Pokusiłbym się o stwierdzenie, iż ta konstrukcja mogłaby z powodzeniem zastąpić oficjalny samochód komendanta, tylko wymagałby dodania jeszcze jakichś kogutów (zagospodarowanie miejsca na gaśnicę również mile widziane); z drugiej strony – jako samochód cywilny wydaje się ok (z tym, że pewnie problem będzie z tym skosem, który został umieszczony w tyle konstrukcji, a to ze względu na naklejkę pożarniczą). W sumie nie obraziłbym się, gdyby Lego wypuściło go w formie osobnego zestawu, ale może w innych kolorach, np. czarnym i do tego jakiś minifig z okularami i radiem …
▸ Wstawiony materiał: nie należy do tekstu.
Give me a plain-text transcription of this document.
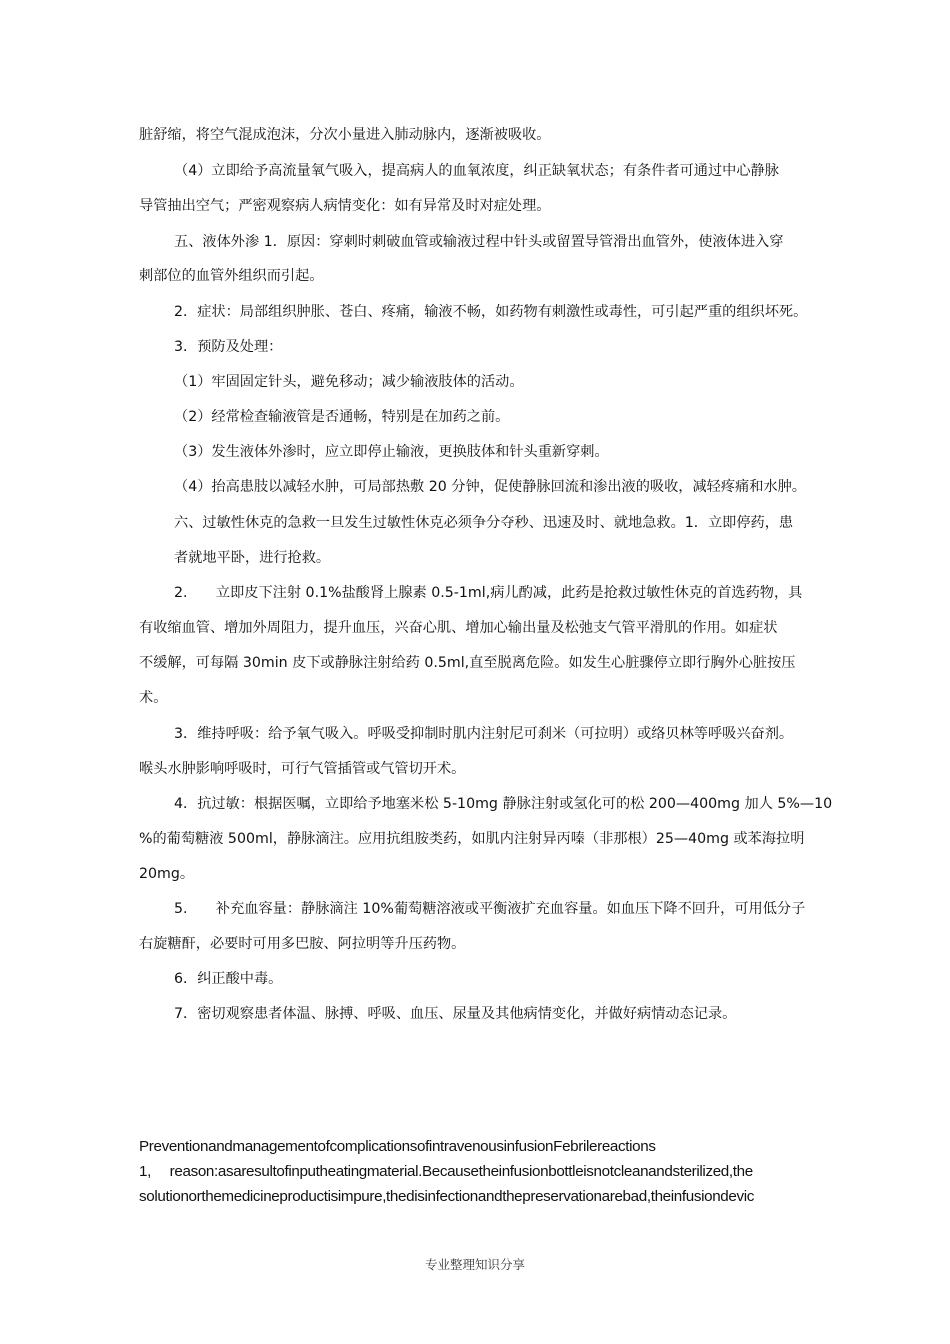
脏舒缩，将空气混成泡沫，分次小量进入肺动脉内，逐渐被吸收。
（4）立即给予高流量氧气吸入，提高病人的血氧浓度，纠正缺氧状态；有条件者可通过中心静脉
导管抽出空气；严密观察病人病情变化：如有异常及时对症处理。
五、液体外渗 1．原因：穿刺时刺破血管或输液过程中针头或留置导管滑出血管外，使液体进入穿
刺部位的血管外组织而引起。
2．症状：局部组织肿胀、苍白、疼痛，输液不畅，如药物有刺激性或毒性，可引起严重的组织坏死。
3．预防及处理：
（1）牢固固定针头，避免移动；减少输液肢体的活动。
（2）经常检查输液管是否通畅，特别是在加药之前。
（3）发生液体外渗时，应立即停止输液，更换肢体和针头重新穿刺。
（4）抬高患肢以减轻水肿，可局部热敷 20 分钟，促使静脉回流和渗出液的吸收，减轻疼痛和水肿。
六、过敏性休克的急救一旦发生过敏性休克必须争分夺秒、迅速及时、就地急救。1．立即停药，患
者就地平卧，进行抢救。
2.　　立即皮下注射 0.1%盐酸肾上腺素 0.5-1ml,病儿酌减，此药是抢救过敏性休克的首选药物，具
有收缩血管、增加外周阻力，提升血压，兴奋心肌、增加心输出量及松弛支气管平滑肌的作用。如症状
不缓解，可每隔 30min 皮下或静脉注射给药 0.5ml,直至脱离危险。如发生心脏骤停立即行胸外心脏按压
术。
3．维持呼吸：给予氧气吸入。呼吸受抑制时肌内注射尼可刹米（可拉明）或络贝林等呼吸兴奋剂。
喉头水肿影响呼吸时，可行气管插管或气管切开术。
4．抗过敏：根据医嘱，立即给予地塞米松 5-10mg 静脉注射或氢化可的松 200—400mg 加人 5%—10
%的葡萄糖液 500ml，静脉滴注。应用抗组胺类药，如肌内注射异丙嗪（非那根）25—40mg 或苯海拉明
20mg。
5.　　补充血容量：静脉滴注 10%葡萄糖溶液或平衡液扩充血容量。如血压下降不回升，可用低分子
右旋糖酐，必要时可用多巴胺、阿拉明等升压药物。
6．纠正酸中毒。
7．密切观察患者体温、脉搏、呼吸、血压、尿量及其他病情变化，并做好病情动态记录。
PreventionandmanagementofcomplicationsofintravenousinfusionFebrilereactions
1,　 reason:asaresultofinputheatingmaterial.Becausetheinfusionbottleisnotcleanandsterilized,the
solutionorthemedicineproductisimpure,thedisinfectionandthepreservationarebad,theinfusiondevic
专业整理知识分享
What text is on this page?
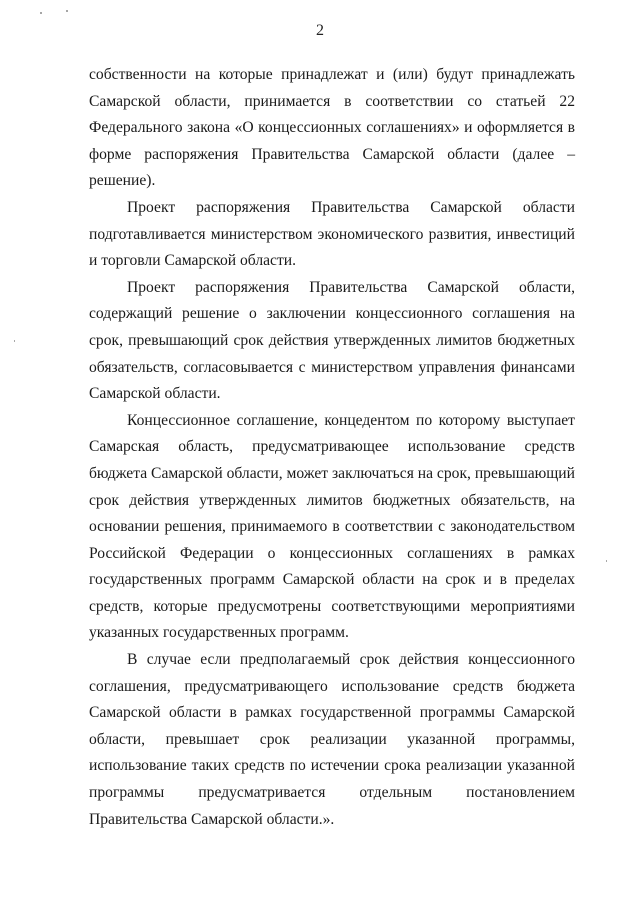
2

собственности на которые принадлежат и (или) будут принадлежать Самарской области, принимается в соответствии со статьей 22 Федерального закона «О концессионных соглашениях» и оформляется в форме распоряжения Правительства Самарской области (далее – решение).

Проект распоряжения Правительства Самарской области подготавливается министерством экономического развития, инвестиций и торговли Самарской области.

Проект распоряжения Правительства Самарской области, содержащий решение о заключении концессионного соглашения на срок, превышающий срок действия утвержденных лимитов бюджетных обязательств, согласовывается с министерством управления финансами Самарской области.

Концессионное соглашение, концедентом по которому выступает Самарская область, предусматривающее использование средств бюджета Самарской области, может заключаться на срок, превышающий срок действия утвержденных лимитов бюджетных обязательств, на основании решения, принимаемого в соответствии с законодательством Российской Федерации о концессионных соглашениях в рамках государственных программ Самарской области на срок и в пределах средств, которые предусмотрены соответствующими мероприятиями указанных государственных программ.

В случае если предполагаемый срок действия концессионного соглашения, предусматривающего использование средств бюджета Самарской области в рамках государственной программы Самарской области, превышает срок реализации указанной программы, использование таких средств по истечении срока реализации указанной программы предусматривается отдельным постановлением Правительства Самарской области.».
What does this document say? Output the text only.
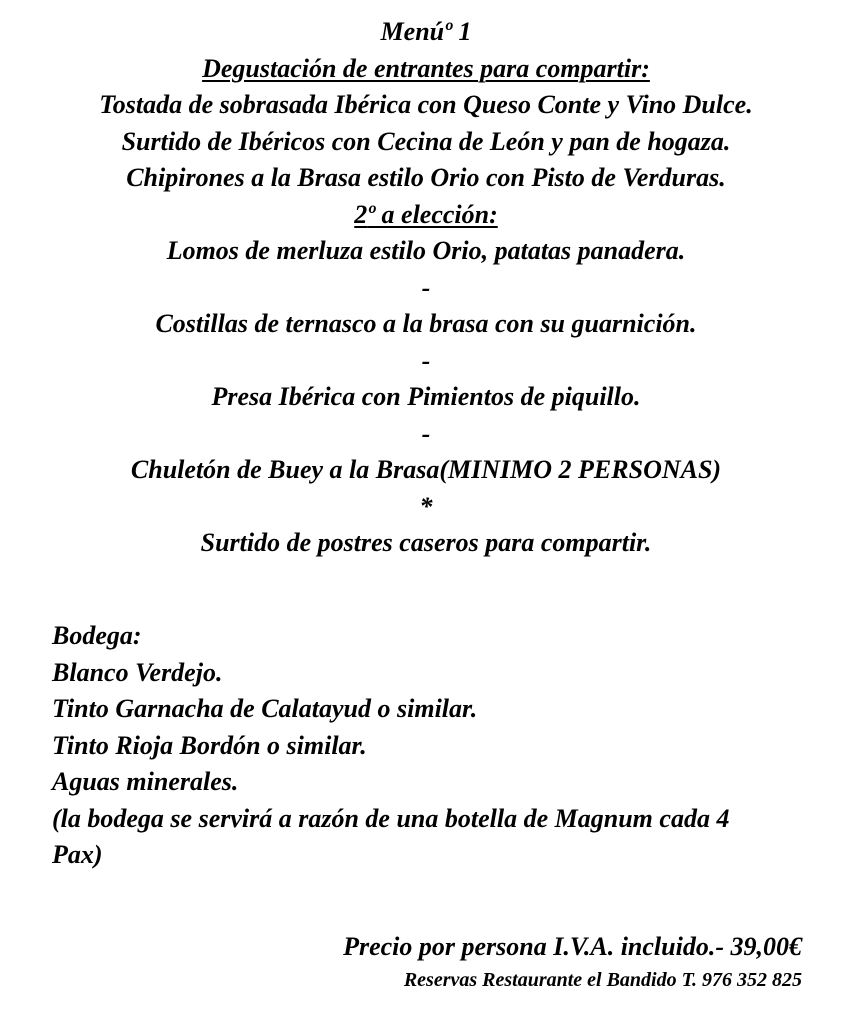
Menúº 1
Degustación de entrantes para compartir:
Tostada de sobrasada Ibérica con Queso Conte y Vino Dulce.
Surtido de Ibéricos con Cecina de León y pan de hogaza.
Chipirones a la Brasa estilo Orio con Pisto de Verduras.
2º a elección:
Lomos de merluza estilo Orio, patatas panadera.
-
Costillas de ternasco a la brasa con su guarnición.
-
Presa Ibérica con Pimientos de piquillo.
-
Chuletón de Buey a la Brasa(MINIMO 2 PERSONAS)
*
Surtido de postres caseros para compartir.
Bodega:
Blanco Verdejo.
Tinto Garnacha de Calatayud o similar.
Tinto Rioja Bordón o similar.
Aguas minerales.
(la bodega se servirá a razón de una botella de Magnum cada 4 Pax)
Precio por persona I.V.A. incluido.- 39,00€
Reservas Restaurante el Bandido T. 976 352 825
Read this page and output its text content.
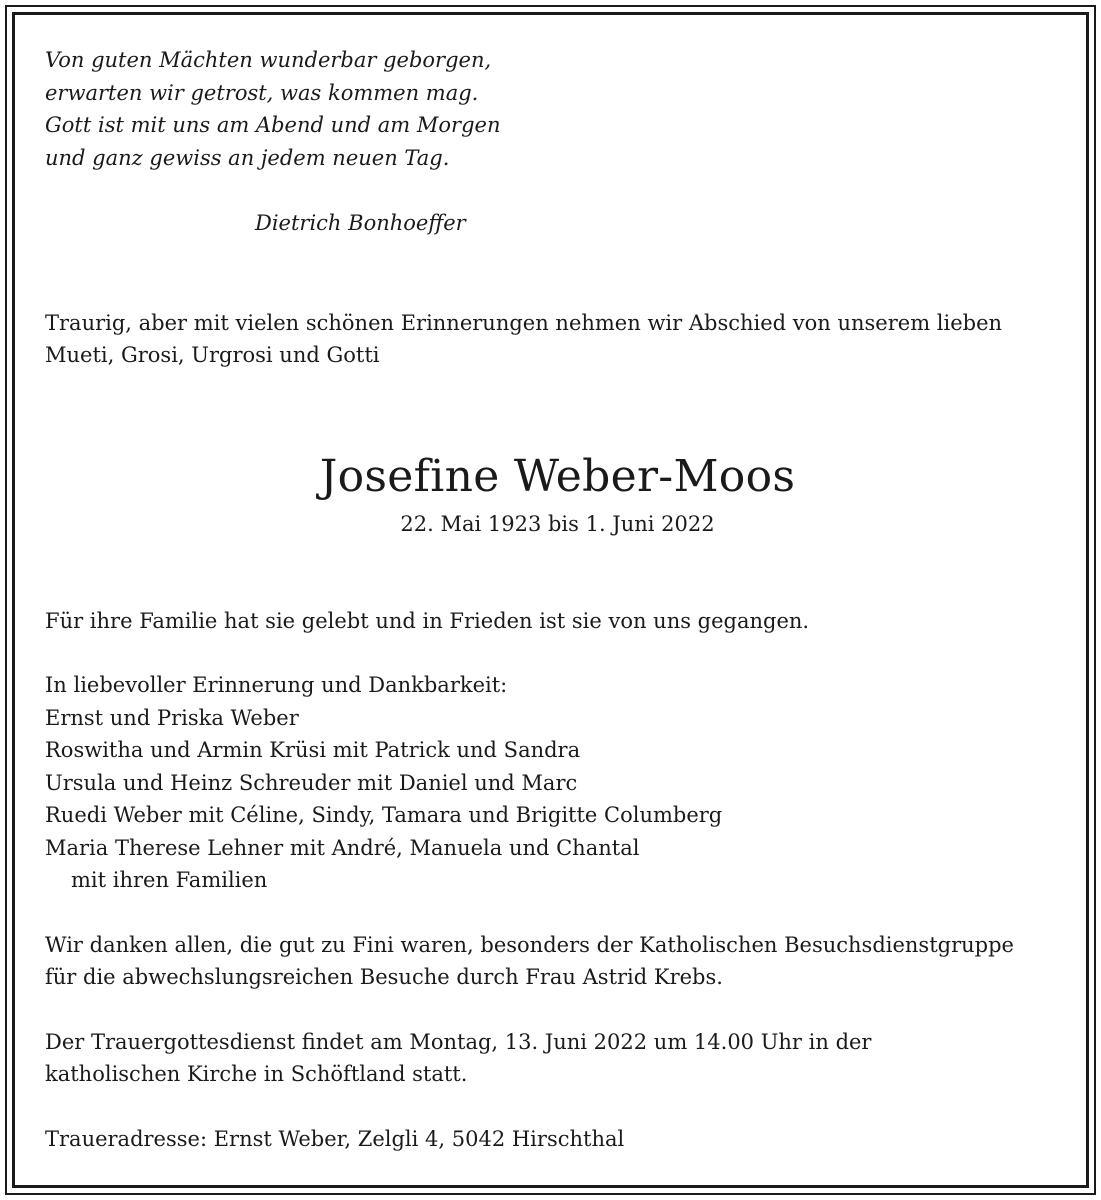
Von guten Mächten wunderbar geborgen,
erwarten wir getrost, was kommen mag.
Gott ist mit uns am Abend und am Morgen
und ganz gewiss an jedem neuen Tag.
Dietrich Bonhoeffer
Traurig, aber mit vielen schönen Erinnerungen nehmen wir Abschied von unserem lieben
Mueti, Grosi, Urgrosi und Gotti
Josefine Weber-Moos
22. Mai 1923 bis 1. Juni 2022
Für ihre Familie hat sie gelebt und in Frieden ist sie von uns gegangen.
In liebevoller Erinnerung und Dankbarkeit:
Ernst und Priska Weber
Roswitha und Armin Krüsi mit Patrick und Sandra
Ursula und Heinz Schreuder mit Daniel und Marc
Ruedi Weber mit Céline, Sindy, Tamara und Brigitte Columberg
Maria Therese Lehner mit André, Manuela und Chantal
mit ihren Familien
Wir danken allen, die gut zu Fini waren, besonders der Katholischen Besuchsdienstgruppe
für die abwechslungsreichen Besuche durch Frau Astrid Krebs.
Der Trauergottesdienst findet am Montag, 13. Juni 2022 um 14.00 Uhr in der
katholischen Kirche in Schöftland statt.
Traueradresse: Ernst Weber, Zelgli 4, 5042 Hirschthal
Gdyby Lego chciało wypuścić powyższą stację kontroli jako osobny zestaw, to musiałoby ją nieco zmienić – np. w samej kwestii kolorów, do przemalowania byłby dach konstrukcji (np. na czarny), a także laweta (zmieniłbym trochę tych czerwonych kolorów na old gray), czy wreszcie małego samochodzika (może kolor niebieski, z czarna anteną?). Dodatkowo, wspomniane już narzędzia pracy mechanika byłyby bardzo miłym dodatkiem. Sam mechanik, zamiast kasku powinien mieć jakąś czapkę z daszkiem (w tej chwili bliżej mu do rajdowca – w sumie to trochę się dziwię, że wśród modeli alternatywnych nie uświadczyliśmy ciężarówki wyścigowej …). Podnośnik w samym garażu byłby pomocny, a potencjalne drzewo stanowiłoby miły dodatek.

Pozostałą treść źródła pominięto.